The United States has conducted a century-long, mostly failed experiment in flood control. We have straitjacketed the Mississippi and many other rivers with thousands of miles of levees in the quixotic pursuit of an unattainable goal—the floodless floodplain. But levees give a false sense of security, triggering risky floodplain development behind them. As the Association of State Floodplain Managers explains, “Even the best flood-control systems or structures cannot completely eliminate the risk of flooding from all flood events.” When the limits of federal levees became apparent after the Great Flood of 1927, the United States began designing artificial spillways and reservoirs to give rivers more room to spread out, although far less space than provided by their natural floodplains. When these efforts fell short, Congress launched a federal program of disaster relief in 1950. Soon thereafter, the National Flood Insurance Program (NFIP) of 1968 offered federal flood policies, often at below-market, taxpayer-subsidized rates. NFIP payouts began to exceed premiums collected. By 2017, in the wake of Hurricanes Harvey, Irma, and Maria, the NFIP was $30 billion in debt to the federal Treasury. In 2017, Congress canceled a portion of that debt for the first time ever so that the program could continue to pay insurance claims.

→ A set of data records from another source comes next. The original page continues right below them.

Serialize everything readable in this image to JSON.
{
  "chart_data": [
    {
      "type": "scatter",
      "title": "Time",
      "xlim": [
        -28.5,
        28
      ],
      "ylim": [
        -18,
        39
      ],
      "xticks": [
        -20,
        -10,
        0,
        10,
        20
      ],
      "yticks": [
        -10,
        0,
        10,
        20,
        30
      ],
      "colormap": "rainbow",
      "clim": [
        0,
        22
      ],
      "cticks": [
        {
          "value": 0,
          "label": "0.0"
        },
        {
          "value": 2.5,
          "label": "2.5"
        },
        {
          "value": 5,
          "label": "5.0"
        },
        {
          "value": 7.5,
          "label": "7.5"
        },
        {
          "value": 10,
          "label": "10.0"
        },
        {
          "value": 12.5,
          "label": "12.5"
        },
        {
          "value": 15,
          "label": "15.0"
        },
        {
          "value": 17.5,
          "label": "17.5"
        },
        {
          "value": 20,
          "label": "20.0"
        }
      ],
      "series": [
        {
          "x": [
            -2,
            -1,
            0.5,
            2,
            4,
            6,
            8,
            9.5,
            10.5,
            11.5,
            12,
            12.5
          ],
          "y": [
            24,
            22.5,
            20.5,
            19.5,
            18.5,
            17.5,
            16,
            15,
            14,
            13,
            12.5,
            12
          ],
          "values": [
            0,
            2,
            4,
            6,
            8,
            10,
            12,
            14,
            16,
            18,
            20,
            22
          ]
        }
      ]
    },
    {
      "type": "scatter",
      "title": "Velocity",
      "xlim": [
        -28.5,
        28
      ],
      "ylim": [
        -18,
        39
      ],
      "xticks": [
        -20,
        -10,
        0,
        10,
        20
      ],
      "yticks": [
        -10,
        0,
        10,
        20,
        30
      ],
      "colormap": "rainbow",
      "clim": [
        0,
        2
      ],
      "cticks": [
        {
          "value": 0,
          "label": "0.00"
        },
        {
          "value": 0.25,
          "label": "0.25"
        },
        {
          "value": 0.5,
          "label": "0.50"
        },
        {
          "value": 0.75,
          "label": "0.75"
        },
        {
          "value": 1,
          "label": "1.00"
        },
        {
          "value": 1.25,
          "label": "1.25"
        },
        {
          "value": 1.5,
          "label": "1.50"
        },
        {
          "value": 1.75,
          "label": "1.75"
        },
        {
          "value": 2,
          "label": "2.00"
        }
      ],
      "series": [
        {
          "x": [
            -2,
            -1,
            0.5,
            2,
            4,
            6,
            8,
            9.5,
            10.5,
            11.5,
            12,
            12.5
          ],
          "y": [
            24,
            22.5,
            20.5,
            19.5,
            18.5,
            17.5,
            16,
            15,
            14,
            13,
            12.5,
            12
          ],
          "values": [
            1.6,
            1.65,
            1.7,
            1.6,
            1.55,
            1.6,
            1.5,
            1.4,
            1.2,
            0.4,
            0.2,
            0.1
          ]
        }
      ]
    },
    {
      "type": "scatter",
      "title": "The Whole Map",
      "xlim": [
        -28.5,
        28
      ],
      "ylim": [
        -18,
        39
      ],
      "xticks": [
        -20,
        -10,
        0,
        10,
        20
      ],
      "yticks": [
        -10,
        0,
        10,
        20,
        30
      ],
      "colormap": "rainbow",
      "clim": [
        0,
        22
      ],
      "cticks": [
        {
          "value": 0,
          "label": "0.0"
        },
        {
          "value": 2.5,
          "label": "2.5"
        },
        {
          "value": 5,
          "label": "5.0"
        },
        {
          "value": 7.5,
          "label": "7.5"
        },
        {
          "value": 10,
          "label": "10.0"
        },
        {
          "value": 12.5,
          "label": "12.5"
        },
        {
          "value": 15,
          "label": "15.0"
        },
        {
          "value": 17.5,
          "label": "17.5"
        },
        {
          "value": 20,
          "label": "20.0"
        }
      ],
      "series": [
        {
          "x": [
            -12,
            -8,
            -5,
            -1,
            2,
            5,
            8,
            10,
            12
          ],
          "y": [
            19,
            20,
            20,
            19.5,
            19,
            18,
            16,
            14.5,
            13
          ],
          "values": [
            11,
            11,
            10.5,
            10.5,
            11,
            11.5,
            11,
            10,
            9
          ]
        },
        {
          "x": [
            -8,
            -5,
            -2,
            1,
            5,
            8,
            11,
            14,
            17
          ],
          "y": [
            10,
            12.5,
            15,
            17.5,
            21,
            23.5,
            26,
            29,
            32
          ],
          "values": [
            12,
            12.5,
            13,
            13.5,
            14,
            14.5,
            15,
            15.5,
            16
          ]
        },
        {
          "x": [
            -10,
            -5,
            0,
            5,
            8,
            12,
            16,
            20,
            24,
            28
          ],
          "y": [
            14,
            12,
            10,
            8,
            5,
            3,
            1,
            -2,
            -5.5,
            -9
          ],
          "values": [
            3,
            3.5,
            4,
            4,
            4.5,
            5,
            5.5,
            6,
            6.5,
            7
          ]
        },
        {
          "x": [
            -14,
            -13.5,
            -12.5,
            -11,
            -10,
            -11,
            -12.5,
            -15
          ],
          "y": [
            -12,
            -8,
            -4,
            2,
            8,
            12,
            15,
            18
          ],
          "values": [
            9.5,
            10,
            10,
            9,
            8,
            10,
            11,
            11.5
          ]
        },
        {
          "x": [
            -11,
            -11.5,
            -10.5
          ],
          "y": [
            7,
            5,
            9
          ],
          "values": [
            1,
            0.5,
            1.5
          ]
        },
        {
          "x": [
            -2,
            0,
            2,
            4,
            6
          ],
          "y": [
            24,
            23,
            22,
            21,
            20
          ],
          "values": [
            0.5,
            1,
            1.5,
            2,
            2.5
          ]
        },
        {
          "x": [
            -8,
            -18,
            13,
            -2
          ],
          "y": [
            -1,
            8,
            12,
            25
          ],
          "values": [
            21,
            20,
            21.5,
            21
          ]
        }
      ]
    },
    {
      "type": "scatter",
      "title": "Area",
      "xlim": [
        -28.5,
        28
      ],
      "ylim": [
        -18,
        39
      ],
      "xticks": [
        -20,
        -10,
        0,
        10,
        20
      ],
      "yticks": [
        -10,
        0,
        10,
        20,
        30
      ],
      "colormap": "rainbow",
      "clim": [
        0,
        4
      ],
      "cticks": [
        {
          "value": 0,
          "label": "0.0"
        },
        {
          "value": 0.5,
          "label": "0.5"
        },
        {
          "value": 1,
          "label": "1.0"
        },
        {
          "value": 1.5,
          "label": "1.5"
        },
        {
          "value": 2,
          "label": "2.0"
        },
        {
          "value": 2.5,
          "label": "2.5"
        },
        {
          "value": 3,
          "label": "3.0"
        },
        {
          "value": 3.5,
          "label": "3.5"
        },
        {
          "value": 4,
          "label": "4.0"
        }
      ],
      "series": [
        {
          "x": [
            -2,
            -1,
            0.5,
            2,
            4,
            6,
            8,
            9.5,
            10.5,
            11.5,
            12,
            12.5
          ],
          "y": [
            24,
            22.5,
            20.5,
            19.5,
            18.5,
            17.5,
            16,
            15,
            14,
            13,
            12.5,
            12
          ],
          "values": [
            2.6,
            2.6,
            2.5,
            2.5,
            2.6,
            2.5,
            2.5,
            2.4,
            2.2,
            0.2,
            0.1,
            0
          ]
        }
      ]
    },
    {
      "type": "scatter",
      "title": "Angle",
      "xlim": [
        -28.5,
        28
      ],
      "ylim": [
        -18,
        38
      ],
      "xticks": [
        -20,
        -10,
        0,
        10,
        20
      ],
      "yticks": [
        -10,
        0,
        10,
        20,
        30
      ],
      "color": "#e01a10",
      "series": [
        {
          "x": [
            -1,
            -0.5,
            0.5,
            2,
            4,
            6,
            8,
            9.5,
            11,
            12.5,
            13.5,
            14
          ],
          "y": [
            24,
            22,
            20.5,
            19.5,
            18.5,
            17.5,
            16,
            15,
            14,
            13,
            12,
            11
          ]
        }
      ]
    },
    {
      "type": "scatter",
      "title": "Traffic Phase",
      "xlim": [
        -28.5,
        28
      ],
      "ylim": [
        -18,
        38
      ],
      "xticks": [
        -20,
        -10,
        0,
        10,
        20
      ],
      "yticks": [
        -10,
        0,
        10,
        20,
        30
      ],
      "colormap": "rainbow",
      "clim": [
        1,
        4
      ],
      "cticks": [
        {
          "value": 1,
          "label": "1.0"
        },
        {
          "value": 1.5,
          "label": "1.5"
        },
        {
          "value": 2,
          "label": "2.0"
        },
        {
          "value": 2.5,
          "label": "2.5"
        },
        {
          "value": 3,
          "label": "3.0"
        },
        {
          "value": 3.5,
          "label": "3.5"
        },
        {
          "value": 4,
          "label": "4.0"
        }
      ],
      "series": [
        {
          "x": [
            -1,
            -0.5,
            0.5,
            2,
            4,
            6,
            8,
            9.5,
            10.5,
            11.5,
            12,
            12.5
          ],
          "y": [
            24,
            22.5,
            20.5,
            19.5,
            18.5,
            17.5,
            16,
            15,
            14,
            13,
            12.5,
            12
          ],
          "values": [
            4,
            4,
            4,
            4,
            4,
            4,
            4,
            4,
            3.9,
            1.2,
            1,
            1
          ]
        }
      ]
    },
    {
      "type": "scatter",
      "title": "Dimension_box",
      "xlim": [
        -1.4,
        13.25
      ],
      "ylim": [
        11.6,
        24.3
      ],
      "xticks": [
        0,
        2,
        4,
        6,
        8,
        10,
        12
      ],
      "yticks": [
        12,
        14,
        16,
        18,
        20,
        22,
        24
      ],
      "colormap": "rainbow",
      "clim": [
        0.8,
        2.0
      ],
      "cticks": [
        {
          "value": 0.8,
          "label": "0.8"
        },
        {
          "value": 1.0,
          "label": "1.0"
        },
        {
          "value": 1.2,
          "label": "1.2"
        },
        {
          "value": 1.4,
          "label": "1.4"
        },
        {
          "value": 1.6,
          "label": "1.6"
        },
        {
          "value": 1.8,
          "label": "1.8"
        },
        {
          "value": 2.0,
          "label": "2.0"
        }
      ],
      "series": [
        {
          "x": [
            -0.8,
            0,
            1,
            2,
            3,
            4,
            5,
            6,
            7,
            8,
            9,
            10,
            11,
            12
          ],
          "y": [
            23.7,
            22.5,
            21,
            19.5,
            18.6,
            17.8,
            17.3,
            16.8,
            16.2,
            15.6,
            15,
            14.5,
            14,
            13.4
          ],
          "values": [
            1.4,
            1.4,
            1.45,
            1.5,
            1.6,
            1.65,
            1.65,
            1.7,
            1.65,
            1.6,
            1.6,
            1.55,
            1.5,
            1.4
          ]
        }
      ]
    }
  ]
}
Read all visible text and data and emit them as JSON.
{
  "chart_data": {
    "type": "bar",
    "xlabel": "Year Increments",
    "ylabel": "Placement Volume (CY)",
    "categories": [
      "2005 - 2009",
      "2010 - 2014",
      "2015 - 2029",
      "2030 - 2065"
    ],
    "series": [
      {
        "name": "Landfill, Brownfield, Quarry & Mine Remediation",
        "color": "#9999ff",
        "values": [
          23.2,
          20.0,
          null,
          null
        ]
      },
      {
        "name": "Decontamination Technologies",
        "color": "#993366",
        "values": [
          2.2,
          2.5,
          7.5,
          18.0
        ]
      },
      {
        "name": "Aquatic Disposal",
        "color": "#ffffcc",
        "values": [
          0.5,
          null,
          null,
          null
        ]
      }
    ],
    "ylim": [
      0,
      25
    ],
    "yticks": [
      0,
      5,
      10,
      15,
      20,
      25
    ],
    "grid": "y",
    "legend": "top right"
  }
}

Despite these efforts, flooding remains “the costliest and most common natural disaster in the U.S.,” according to the Pew Charitable Trusts, costing billions annually. What more can we do? Although our experience with floods has been tragic and painful, it has yielded a trove of information that can protect us going forward. A recent paper by the Center for Progressive Reform, to which I contributed, identifies the need for better planning before storms strike, drawing on the adage that an ounce of prevention is worth a pound of cure. We know what to do, but now must summon the political will at the local, state, and federal levels to make enhanced disaster planning a reality. Hopeful signs have begun to appear.

First, on Monday FEMA is expected to release “Risk Rating 2.0,” which will assess the actual flood risk of individual properties, incorporating previously ignored flood triggers such as heavy precipitation. Previous maps and analyses tied flood risk to the “100-year floodplain”—areas believed to have a 1 percent chance of flooding each year. In many cases, severe flooding occurred outside mapped floodplains, taking people by surprise and without sufficient insurance.

Second, flood-insurance rates are beginning to reflect the true cost of insuring flood-prone properties. As Fugate has argued, “As long as we price risk too cheap, there’s no incentive to change behavior. Disasters will get bigger.” FEMA’s new “Risk Rating 2.0” lays the groundwork for linking insurance premiums more closely to risk, while also charging more equitable rates for low-value properties.

Finally, some places are beginning to strengthen their floodplain regulations and building codes. To participate in the NFIP and qualify for federal flood insurance, communities must enact regulations at least as strict as standards set by FEMA. But local governments now often exceed federal standards. After Hurricane Harvey, the City of Houston enacted an ordinance increasing the required elevation of new construction above predicted flood levels. The City’s analysis suggests that its new rules would have spared it from about 84 percent of the flooding that occurred during Harvey.

Back in the nation’s flooded regions, it is inspiring to watch midwesterners help one another rebuild. But the key is to rebuild without repeating past mistakes.